• Erik Slater

Joe Harris establishing himself as a clutch player for the Brooklyn Nets

Joe Harris is establishing himself as a clutch player for the Brooklyn Nets.

Harris is having a career year and has emerged as one of the most important pieces in Brooklyn’s success.

A former second-round pick of the Cleveland Cavaliers in 2014, Harris was relegated to the D-League before being traded to the Orlando Magic and was waived upon acquisition.

Similar to Spencer Dinwiddie, Harris caught the eye of Brooklyn general manager Sean Marks. One of several castoffs scooped up by Marks, Harris has completely transformed his game in his time with Brooklyn.

Harris has emerged as one of the league’s premier sharpshooters this season, posting a career-high 48.3 percent from beyond the arc, the third-best percentage in the league.

Harris has developed a quick release that allows him to get shots off in extremely tight windows. Quickly curling off of screens with an understanding of his surroundings, Harris has consistently knocked down difficult catch and shoot threes with several hands in his face.
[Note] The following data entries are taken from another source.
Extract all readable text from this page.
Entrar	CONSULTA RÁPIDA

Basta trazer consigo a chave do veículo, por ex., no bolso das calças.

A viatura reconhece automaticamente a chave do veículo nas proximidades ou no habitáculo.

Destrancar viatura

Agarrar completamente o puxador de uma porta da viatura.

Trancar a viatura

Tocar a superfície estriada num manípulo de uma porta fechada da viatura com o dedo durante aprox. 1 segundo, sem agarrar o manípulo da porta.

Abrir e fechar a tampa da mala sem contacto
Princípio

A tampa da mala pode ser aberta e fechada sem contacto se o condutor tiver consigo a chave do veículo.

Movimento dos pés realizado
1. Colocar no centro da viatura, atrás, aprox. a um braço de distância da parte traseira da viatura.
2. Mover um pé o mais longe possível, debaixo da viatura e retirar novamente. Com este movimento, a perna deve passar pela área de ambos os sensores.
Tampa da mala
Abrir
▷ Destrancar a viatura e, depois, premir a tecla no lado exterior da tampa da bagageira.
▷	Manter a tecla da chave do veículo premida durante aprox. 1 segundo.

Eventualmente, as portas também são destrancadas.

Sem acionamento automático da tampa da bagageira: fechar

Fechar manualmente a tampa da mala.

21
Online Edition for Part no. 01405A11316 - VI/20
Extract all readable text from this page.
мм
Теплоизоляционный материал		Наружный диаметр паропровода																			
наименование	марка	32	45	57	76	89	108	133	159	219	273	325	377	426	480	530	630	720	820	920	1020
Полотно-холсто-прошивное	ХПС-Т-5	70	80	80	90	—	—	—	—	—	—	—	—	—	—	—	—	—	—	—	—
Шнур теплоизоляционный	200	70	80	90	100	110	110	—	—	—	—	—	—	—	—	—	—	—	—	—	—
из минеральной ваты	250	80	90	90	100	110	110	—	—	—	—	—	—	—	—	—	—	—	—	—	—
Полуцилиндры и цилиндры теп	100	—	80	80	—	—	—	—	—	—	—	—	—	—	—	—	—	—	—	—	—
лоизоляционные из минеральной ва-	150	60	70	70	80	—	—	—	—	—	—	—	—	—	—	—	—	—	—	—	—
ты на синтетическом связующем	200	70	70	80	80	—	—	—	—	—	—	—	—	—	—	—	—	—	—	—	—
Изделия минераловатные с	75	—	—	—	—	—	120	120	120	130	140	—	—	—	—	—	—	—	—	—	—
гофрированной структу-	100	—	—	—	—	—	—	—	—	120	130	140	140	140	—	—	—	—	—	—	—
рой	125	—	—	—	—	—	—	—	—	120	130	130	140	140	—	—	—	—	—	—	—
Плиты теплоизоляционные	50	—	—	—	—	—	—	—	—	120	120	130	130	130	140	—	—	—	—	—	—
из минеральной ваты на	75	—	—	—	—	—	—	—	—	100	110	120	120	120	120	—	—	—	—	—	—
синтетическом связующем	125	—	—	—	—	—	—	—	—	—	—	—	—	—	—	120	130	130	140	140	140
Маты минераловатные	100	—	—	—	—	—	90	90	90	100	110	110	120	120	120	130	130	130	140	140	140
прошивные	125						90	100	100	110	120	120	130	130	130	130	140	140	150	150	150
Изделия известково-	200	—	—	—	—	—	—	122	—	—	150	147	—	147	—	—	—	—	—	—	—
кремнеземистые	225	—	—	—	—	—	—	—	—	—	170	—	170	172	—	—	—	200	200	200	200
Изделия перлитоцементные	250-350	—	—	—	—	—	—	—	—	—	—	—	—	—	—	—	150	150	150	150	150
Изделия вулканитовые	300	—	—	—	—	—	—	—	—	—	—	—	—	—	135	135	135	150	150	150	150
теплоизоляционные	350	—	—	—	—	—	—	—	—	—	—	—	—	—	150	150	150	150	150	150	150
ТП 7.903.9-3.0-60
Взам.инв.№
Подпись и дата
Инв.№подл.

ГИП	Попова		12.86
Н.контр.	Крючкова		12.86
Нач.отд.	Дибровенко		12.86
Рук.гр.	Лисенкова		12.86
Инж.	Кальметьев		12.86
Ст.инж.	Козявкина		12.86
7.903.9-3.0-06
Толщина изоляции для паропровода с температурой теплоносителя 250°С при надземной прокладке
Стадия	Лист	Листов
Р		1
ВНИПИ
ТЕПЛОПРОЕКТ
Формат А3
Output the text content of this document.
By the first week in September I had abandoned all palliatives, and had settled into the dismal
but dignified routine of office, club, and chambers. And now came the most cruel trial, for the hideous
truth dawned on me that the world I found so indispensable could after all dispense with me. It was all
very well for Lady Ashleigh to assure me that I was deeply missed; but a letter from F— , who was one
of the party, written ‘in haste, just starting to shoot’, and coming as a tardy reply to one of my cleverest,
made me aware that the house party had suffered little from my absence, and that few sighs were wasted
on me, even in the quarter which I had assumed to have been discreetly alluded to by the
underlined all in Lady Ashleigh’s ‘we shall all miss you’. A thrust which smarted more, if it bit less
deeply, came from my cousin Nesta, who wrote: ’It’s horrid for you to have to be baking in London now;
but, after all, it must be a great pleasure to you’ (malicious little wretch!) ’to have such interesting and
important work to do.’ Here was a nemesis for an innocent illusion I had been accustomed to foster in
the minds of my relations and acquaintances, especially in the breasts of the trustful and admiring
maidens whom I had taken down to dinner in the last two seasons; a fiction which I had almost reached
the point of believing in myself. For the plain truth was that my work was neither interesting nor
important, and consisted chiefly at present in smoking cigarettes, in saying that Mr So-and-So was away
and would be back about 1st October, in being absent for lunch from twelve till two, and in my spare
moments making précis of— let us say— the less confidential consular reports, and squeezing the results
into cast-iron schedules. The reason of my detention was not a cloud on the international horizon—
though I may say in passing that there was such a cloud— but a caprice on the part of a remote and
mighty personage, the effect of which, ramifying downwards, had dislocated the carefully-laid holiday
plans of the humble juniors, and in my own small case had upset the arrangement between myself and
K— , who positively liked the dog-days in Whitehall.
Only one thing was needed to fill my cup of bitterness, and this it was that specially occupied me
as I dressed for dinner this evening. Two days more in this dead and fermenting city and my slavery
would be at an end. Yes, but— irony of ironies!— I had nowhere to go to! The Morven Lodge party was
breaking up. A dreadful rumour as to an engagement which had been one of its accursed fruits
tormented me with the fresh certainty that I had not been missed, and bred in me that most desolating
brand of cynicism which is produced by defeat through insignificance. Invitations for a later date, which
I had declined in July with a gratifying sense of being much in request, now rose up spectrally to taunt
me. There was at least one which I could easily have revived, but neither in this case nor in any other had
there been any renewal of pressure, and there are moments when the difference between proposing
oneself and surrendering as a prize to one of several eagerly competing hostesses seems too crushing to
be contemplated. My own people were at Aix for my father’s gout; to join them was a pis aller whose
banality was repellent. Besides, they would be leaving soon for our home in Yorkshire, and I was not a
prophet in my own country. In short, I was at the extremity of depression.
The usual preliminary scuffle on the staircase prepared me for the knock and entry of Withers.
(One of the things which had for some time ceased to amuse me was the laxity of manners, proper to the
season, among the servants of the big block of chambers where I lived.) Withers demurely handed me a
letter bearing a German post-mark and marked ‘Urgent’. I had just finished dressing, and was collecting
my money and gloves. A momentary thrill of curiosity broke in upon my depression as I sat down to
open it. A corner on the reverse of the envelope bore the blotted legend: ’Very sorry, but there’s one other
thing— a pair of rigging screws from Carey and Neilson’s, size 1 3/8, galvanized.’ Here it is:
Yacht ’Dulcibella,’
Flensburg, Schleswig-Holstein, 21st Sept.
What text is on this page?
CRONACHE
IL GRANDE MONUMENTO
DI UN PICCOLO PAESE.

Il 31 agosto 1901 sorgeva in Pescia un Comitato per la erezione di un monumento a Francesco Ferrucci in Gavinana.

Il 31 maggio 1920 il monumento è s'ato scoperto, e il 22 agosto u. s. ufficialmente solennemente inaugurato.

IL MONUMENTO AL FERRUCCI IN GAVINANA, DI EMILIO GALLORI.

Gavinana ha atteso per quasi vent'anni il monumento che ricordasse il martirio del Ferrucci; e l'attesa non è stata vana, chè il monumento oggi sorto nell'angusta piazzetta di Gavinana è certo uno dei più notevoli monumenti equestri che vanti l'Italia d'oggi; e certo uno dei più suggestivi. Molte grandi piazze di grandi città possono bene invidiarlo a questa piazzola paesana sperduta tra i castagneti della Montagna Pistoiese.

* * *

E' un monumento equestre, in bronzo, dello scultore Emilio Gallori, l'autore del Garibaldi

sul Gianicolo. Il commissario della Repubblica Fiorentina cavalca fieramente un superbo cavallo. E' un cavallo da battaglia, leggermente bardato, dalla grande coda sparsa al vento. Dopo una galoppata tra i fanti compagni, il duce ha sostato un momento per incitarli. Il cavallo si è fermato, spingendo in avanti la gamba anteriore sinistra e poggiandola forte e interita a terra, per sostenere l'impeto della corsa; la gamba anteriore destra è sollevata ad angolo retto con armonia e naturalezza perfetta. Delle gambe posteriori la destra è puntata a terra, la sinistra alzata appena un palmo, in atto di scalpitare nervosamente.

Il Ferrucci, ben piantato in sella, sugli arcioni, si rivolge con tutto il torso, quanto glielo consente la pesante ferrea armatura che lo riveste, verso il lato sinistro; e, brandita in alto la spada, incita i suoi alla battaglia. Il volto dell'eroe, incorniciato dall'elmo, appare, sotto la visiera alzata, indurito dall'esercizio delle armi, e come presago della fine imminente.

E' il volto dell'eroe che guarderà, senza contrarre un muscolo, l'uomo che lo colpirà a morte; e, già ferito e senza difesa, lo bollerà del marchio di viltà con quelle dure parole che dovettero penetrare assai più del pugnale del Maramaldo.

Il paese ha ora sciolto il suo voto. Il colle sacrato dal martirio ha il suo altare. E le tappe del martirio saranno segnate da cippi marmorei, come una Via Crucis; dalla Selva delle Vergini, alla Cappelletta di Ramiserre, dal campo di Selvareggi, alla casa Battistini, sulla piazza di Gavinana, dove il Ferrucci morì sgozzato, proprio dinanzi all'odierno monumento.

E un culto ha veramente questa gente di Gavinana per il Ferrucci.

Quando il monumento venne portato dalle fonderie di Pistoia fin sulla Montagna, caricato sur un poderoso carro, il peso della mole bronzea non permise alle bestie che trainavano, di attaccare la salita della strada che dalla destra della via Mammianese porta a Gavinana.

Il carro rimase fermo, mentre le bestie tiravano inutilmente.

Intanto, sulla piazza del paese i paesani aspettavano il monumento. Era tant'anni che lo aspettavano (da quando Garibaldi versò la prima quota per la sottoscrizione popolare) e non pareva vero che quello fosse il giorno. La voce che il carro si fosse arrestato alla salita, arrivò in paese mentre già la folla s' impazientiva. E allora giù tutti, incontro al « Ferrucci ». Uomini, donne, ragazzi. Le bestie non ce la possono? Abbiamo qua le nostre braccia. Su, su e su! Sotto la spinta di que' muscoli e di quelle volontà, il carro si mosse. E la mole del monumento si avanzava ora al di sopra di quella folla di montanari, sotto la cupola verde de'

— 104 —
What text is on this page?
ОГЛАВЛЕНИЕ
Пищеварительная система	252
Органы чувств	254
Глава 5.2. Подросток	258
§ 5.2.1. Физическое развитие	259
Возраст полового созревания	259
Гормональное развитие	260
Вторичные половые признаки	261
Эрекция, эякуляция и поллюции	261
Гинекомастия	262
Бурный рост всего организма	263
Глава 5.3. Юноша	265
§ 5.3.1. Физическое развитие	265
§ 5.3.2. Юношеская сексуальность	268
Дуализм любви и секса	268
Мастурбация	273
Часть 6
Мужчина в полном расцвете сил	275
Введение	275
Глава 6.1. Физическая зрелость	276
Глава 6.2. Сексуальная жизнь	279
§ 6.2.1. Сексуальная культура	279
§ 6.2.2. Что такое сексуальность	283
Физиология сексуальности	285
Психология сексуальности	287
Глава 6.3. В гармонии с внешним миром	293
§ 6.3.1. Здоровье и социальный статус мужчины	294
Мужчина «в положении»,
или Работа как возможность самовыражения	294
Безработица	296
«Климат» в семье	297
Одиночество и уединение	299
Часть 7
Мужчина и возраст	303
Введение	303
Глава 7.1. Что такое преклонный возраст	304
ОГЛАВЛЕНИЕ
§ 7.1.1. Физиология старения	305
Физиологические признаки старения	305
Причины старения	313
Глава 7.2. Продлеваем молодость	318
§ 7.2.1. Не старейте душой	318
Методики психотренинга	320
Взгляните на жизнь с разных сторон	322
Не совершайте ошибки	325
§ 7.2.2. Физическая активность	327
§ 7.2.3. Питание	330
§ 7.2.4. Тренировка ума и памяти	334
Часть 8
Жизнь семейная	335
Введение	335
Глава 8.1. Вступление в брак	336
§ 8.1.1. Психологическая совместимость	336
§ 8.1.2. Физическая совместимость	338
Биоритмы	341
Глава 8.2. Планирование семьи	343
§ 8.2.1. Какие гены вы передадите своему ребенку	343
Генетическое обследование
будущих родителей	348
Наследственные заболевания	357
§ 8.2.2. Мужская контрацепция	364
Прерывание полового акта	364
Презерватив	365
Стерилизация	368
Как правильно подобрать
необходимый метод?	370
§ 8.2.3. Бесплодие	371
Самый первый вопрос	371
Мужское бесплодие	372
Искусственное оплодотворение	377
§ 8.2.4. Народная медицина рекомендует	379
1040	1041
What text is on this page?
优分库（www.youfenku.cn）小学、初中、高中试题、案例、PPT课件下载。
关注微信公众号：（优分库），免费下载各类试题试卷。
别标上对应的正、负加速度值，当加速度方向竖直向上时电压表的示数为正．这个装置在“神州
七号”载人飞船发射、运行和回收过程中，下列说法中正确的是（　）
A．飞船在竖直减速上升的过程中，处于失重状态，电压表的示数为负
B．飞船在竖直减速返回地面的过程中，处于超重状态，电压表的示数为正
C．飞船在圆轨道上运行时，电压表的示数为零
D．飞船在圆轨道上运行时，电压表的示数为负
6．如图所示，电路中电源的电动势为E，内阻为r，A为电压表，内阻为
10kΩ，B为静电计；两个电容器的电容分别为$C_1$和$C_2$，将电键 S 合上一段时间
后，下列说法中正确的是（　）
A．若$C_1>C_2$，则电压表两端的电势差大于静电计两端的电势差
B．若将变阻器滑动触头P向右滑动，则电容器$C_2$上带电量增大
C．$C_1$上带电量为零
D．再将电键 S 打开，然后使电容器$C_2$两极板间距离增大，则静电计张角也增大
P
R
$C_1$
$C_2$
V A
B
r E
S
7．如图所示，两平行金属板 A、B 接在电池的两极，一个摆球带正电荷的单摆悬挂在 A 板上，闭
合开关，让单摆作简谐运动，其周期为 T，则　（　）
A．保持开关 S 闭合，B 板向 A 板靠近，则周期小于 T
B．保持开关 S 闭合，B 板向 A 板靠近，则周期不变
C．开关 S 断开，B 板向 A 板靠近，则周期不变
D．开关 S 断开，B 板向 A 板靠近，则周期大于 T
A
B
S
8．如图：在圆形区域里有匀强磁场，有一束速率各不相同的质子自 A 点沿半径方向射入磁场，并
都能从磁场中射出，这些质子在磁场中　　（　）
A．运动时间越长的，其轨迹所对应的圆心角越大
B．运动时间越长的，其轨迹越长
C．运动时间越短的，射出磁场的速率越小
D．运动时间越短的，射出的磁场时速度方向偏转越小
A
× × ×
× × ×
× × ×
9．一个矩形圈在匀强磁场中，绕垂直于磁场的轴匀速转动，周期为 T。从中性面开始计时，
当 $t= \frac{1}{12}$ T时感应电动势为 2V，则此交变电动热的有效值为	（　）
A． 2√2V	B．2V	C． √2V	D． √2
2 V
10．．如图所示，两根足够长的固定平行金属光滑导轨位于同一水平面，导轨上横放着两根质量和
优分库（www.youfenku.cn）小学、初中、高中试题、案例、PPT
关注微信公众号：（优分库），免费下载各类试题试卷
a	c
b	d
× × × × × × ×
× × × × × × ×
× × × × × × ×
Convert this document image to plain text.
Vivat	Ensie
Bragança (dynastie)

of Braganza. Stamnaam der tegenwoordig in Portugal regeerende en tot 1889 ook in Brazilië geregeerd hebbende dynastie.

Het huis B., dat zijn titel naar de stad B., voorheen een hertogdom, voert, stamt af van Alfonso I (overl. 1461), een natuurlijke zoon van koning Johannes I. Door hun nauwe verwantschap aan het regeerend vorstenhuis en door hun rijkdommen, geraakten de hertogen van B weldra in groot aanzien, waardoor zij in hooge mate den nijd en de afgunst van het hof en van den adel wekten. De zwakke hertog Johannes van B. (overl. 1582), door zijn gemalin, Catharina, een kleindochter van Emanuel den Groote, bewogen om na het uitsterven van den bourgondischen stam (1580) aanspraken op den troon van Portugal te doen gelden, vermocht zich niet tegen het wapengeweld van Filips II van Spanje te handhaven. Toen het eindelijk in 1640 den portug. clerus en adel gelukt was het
“Everybody just does a good job moving the ball, giving up good shots for great shots, it makes it an easy game,” Harris said on the YES Network broadcast following Wednesday’s 126-121 win over the Pelicans.

While Harris has been a lethal threat from deep, he has become much more than a shooter for Brooklyn.

In his first year with the Nets, Harris was strictly a 3-point shooter. He rarely drove to the basket, seldom grabbed an offensive rebound and was frequently beaten on the defensive end.

The University of Virginia product showed enough improvement in these areas last season to warrant being re-signed to a two-year, $16 million free agent contract in July.

Now in his third season with the Nets, Harris is excelling in each of the areas that were once absent from his makeup as a player.

He now drives to the basket with confidence, finds easy layups off of quick cuts through the lane, consistently hustles for key offensive rebounds and is no longer a liability on defense.

Harris worked extremely hard with the Nets’ strength and conditioning coaches to revamp his body to add much-needed quickness. This newfound first step allows Harris to blow by defenders off of overzealous closeouts and gain separation when running off screens for open threes.

The third-year Net has also developed crafty moves around the rim that allow him to finish consistently from all angles. Harris has a dexterity when driving to the hoop that enables him to create shots in a variety of ways.

Marks and head coach Kenny Atkinson have preached the importance of building a culture and identity since their opening days in Brooklyn. That identity would be a team that plays their hardest each night and constantly works to improve, never being satisfied.

Harris embodies this identity.

The 27-year-old plays every game as if it were Game 7 of the NBA Finals. He consistently makes hustle plays in the closing minutes of tight games that are often overlooked.

A constant theme for Brooklyn this season has been their lack of a closer. While Harris is not a star, he has fearlessly taken the role of the closer on numerous occasions for this young Nets team.

In a Dec. 26 double-overtime win over Charlotte, Harris nailed game-tying 3s on back-to-back possessions in the final 1:13 of the fourth quarter. He also came up with the game-winning steal and layup with 3.4 seconds left in the second overtime.

In Wednesday’s win over New Orleans, Harris halted a 15-1 Pelicans run with a layup off a beautiful cut at the 4:50 mark. The guard then grabbed a key offensive rebound for a putback layup with 3:30 remaining.

With 35.6 seconds left, Harris drove to the rim to put the Nets up seven and close the game out.

These three plays were vital in holding off a surge by the Pelicans that cut a 21-point second half lead down to five. The shooting guard finished with 21 points on 9-of-16 shooting from the field.

Harris has played a huge role in the Nets’ recent success, averaging 15.6 points per game in Brooklyn’s last 11 contests.

Despite being a 3-point shooter, Harris’ biggest plays are often made on drives to the basket, cuts without the ball or offensive rebounds for putbacks. Nets fans have become accustomed to these under-the-radar hustle plays at key moments in close games.

The nature of Harris’ game often does not garner widespread recognition. There is nothing flashy about Harris as a player. He does what it takes to win and he does it on a nightly basis.

Harris has made his way from a D-League player to one of the best 3-point shooters in the league and a key component in the Nets’ success. He is yet another shining example of the outstanding work being done by Brooklyn’s front office and player development staff.

Wednesday’s win brings the Nets to 18-21 and they remained a half-game out of eighth place in the Eastern Conference.

Brooklyn will look to continue their move up the standings as they travel to meet the Memphis Grizzlies Friday night.